After several weeks of social distancing, many people want to know when businesses and communities can safely reopen again. The answer largely depends on the ability to identify those who’ve developed immunity to COVID-19, while also quickly isolating new cases of the disease to halt additional outbreaks.University of Minnesota researchers are getting closer to helping Minnesota solve these challenges with the development of a COVID-19 antibody test, which is now in use at our Bethesda Hospital in St. Paul – the state’s only hospital dedicated to caring for COVID-19 patients. M Health Fairview also plans to work with our university partners as they request funding to ramp up both diagnostic testing and antibody testing for COVID-19.
The new antibody test measures whether a person has developed an immune response from exposure to the SARS-CoV-2 virus that causes COVID-19. It is a blood test given days after exposure, when the immune system has developed a significant number of antibodies. It can also be given to those who believe they were exposed to COVID-19 but had no symptoms or only mild ones. Early evidence suggests that up to 80% of people have only mild illness or no symptoms after being exposed to COVID-19.
The M Health Fairview and University of Minnesota partnership allowed us to begin offering the antibody test almost immediately after it was developed. Because we currently have a limited supply, we have first prioritized tests for frontline workers. Our healthcare workers who provide care to COVID-19 patients at Bethesda Hospital have the option to take the test immediately.
As our testing supply increases, we will expand voluntary testing to healthcare workers across the M Health Fairview system to help inform our research and better understand the implications of the test’s results.

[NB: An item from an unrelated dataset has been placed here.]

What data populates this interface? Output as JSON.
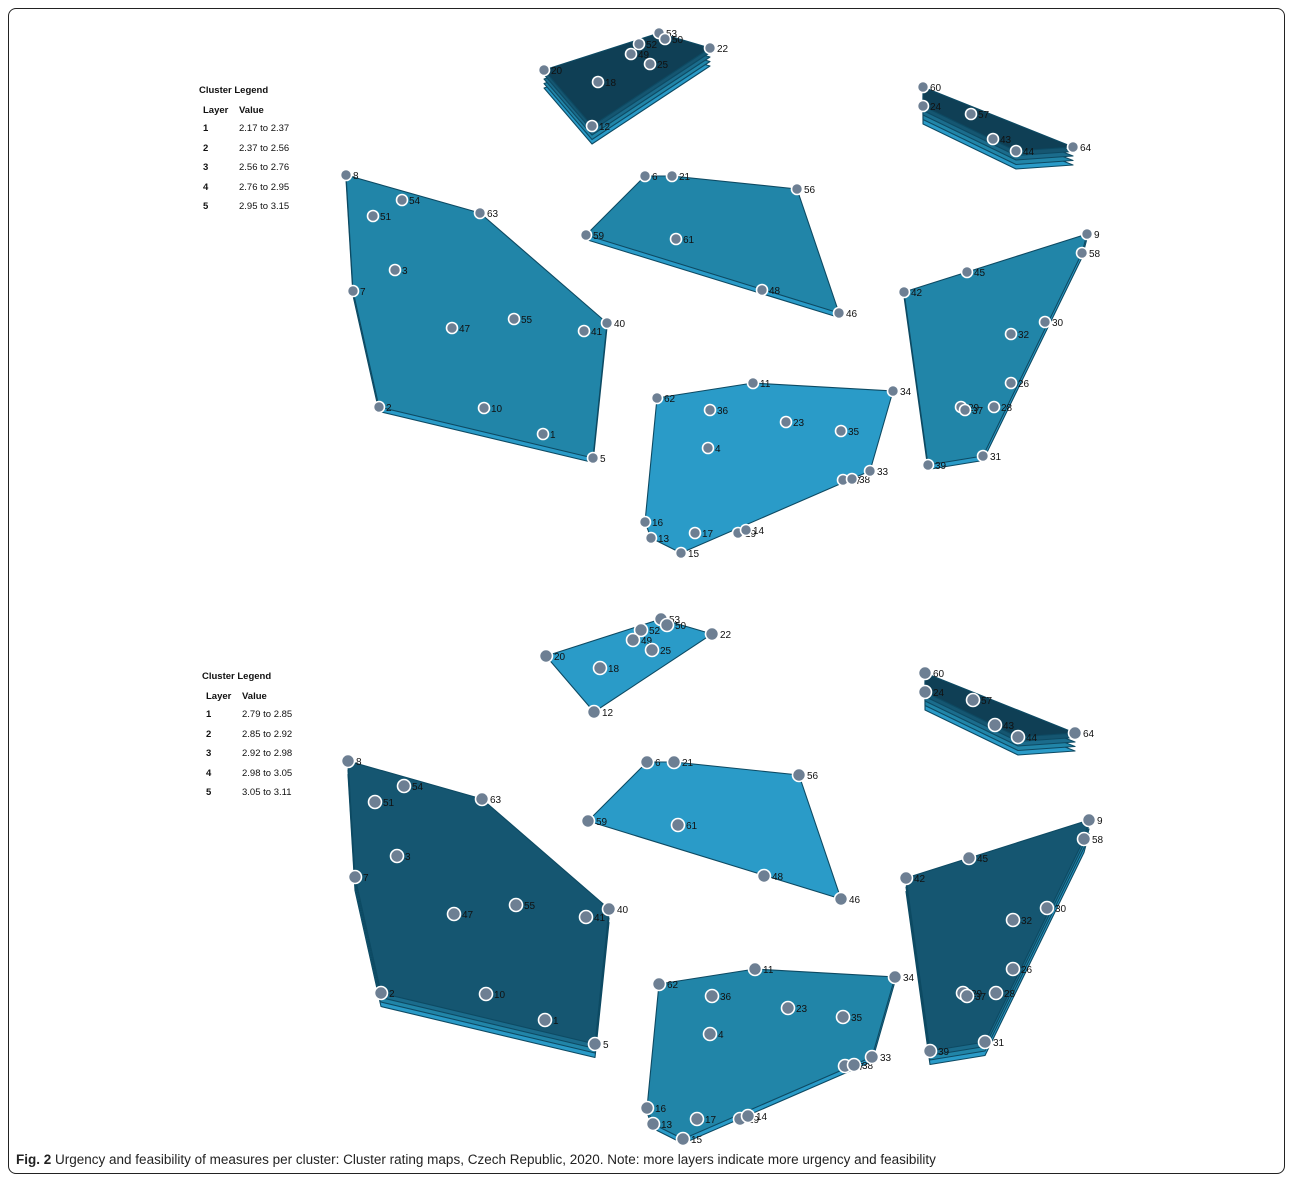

We don’t yet know how quickly immunity develops, how long it lasts, whether people who have contracted COVID-19 can become ill a second time, or how many antibodies a person needs for sufficient protection against contracting COVID-19 again. Some evidence suggests there may be people who contract COVID-19 but don’t generate protective antibodies. These are all questions we still need to answer – both here in Minnesota and in partnership with researchers around the globe.
As we gather more information, we’ll be able to expand to a third phase, building scientific evidence and capacity to provide antibody testing as part of our diagnosis and treatment process.
We anticipate this testing will be a component of our state’s plan to re-open our economy and allow more people to safely return to work and other activities. Because our test is made in-house at the University of Minnesota, it means we’re not constrained by global availability – as we are with COVID-19 diagnostic tests.
We’re proud of the research and health system partnership that has enabled our teams to bring this important test to our community. In the weeks ahead, we hope to help our region better understand when we can begin easing restrictions while continuing to protect our most vulnerable citizens.